The Final Patch: A Look at What Could Have Been
Microsoft didn't slam the coffin lid shut immediately; they gave Arkane just enough time and support to finish Redfall's 1.4 patch, which was touted as a significant step forward introducing several new features and addressing larger issues like enemy AI. On the patch's debut, Redfall's creative director Harvey Smith claimed that, had Redfall originally released with 1.4's additions, it might have succeeded.
Update 1.4 brings several major additions, but by far the most significant is its "Community Standing" system, a second skill tree you progress through by performing community-focussed actions. The bonuses you can gain from Community Standing include:
- Improved safehouse defences and extra ammo storage at safehouses for early unlocks.
- A temporary cloaking ability and the power to revive after death as highest tier rewards.
The impetus behind Community Standing is to push you to engage with Redfall's wider world, rather than blasting through the story like a giant Left 4 Dead mission. As all Community Standing bonuses are unlocked through side missions, it encourages you to explore your surroundings in greater detail.
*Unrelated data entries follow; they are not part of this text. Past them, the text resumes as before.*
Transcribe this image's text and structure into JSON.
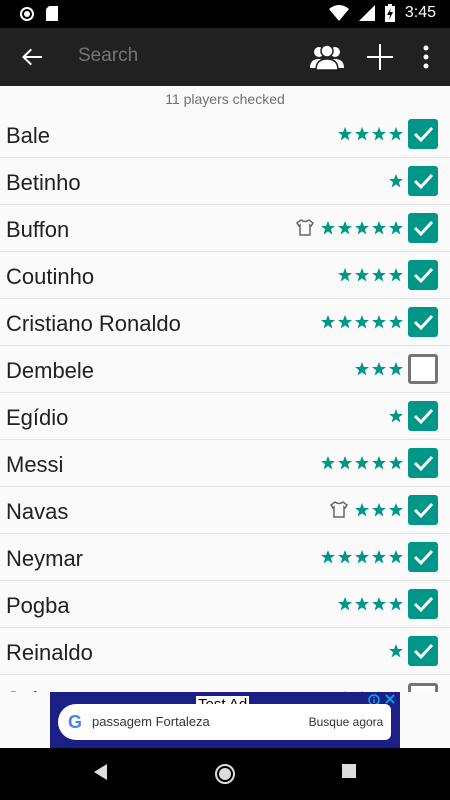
{
  "status_bar": {
    "time": "3:45"
  },
  "toolbar": {
    "search_placeholder": "Search"
  },
  "summary": {
    "checked_text": "11 players checked"
  },
  "players": [
    {
      "name": "Bale",
      "stars": 4,
      "shirt": false,
      "checked": true
    },
    {
      "name": "Betinho",
      "stars": 1,
      "shirt": false,
      "checked": true
    },
    {
      "name": "Buffon",
      "stars": 5,
      "shirt": true,
      "checked": true
    },
    {
      "name": "Coutinho",
      "stars": 4,
      "shirt": false,
      "checked": true
    },
    {
      "name": "Cristiano Ronaldo",
      "stars": 5,
      "shirt": false,
      "checked": true
    },
    {
      "name": "Dembele",
      "stars": 3,
      "shirt": false,
      "checked": false
    },
    {
      "name": "Egídio",
      "stars": 1,
      "shirt": false,
      "checked": true
    },
    {
      "name": "Messi",
      "stars": 5,
      "shirt": false,
      "checked": true
    },
    {
      "name": "Navas",
      "stars": 3,
      "shirt": true,
      "checked": true
    },
    {
      "name": "Neymar",
      "stars": 5,
      "shirt": false,
      "checked": true
    },
    {
      "name": "Pogba",
      "stars": 4,
      "shirt": false,
      "checked": true
    },
    {
      "name": "Reinaldo",
      "stars": 1,
      "shirt": false,
      "checked": true
    },
    {
      "name": "Sala",
      "stars": 4,
      "shirt": false,
      "checked": false
    }
  ],
  "ad": {
    "tag": "Test Ad",
    "query": "passagem Fortaleza",
    "cta": "Busque agora"
  },
  "colors": {
    "accent": "#009688",
    "toolbar": "#212121",
    "ad_background": "#1b1f86"
  }
}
Motivated by the thought of extra goodies, I spent much more of my early hours chasing safehouse bonuses, discovering that individual abilities are purchased through in-game currency acquired by tracking down locations hinted at in Sam's tour guide.
A Beautiful World with a Broken Core
Chasing these clues really encourages you to pay close attention to Redfall's world, and through this you begin to appreciate its beauty. It captures the paradoxically idyllic nature of coastal New England perfectly: redbrick avenues, clapboard suburbs, the crunch of leaves underfoot, and the tang of the sea on your tongue. Its community is also at once clearly affluent, but that wealth is built on working class foundations, with gentrified high streets stone's throw away from the remnants of its historic fishing industry, nowhere better encapsulated than Dead Catch Records, an old fishing warehouse converted into a hip vinyl store.
Redfall clearly wants you to understand and engage with the town and its largely absent people, as demonstrated by the voluminous notes, diaries, and event logs scattered about its world. It is, notionally, a game about restoring a community in the face of vampiric incursion, essentially Salem's Lot in reverse, and the Community Standing system brings this concept more to the fore. Unfortunately, the effect of this surgically grafted upgrade system can only go so far; while it helps you appreciate the world Arkane has built, it doesn't change the fact that Redfall is still busted as a shooter.
Fighting the game's cultists and Bellweather mercenaries remains totally unsatisfying, with AI fixes providing modest improvements at best. Blasting vampires with stake launchers and UV cannons is better, but not to the point where it can sustain the entire game. The other problem is that the community Redfall wants you to restore doesn't really exist in any meaningful way; none of the characters have great depth of personality, and the nature of a looter shooter means conditions are completely wrong for building relationships with NPCs. You can't have long, meaningful exchanges with characters while three of your friends are bouncing around in the background, and even the notes you find feel like the wrong way to deliver a story in this scenario. This is why one of Redfall's biggest mistakes remains framing all the playable characters as outsiders to the community, leaving the ghost of the game it wanted to be haunting the final update.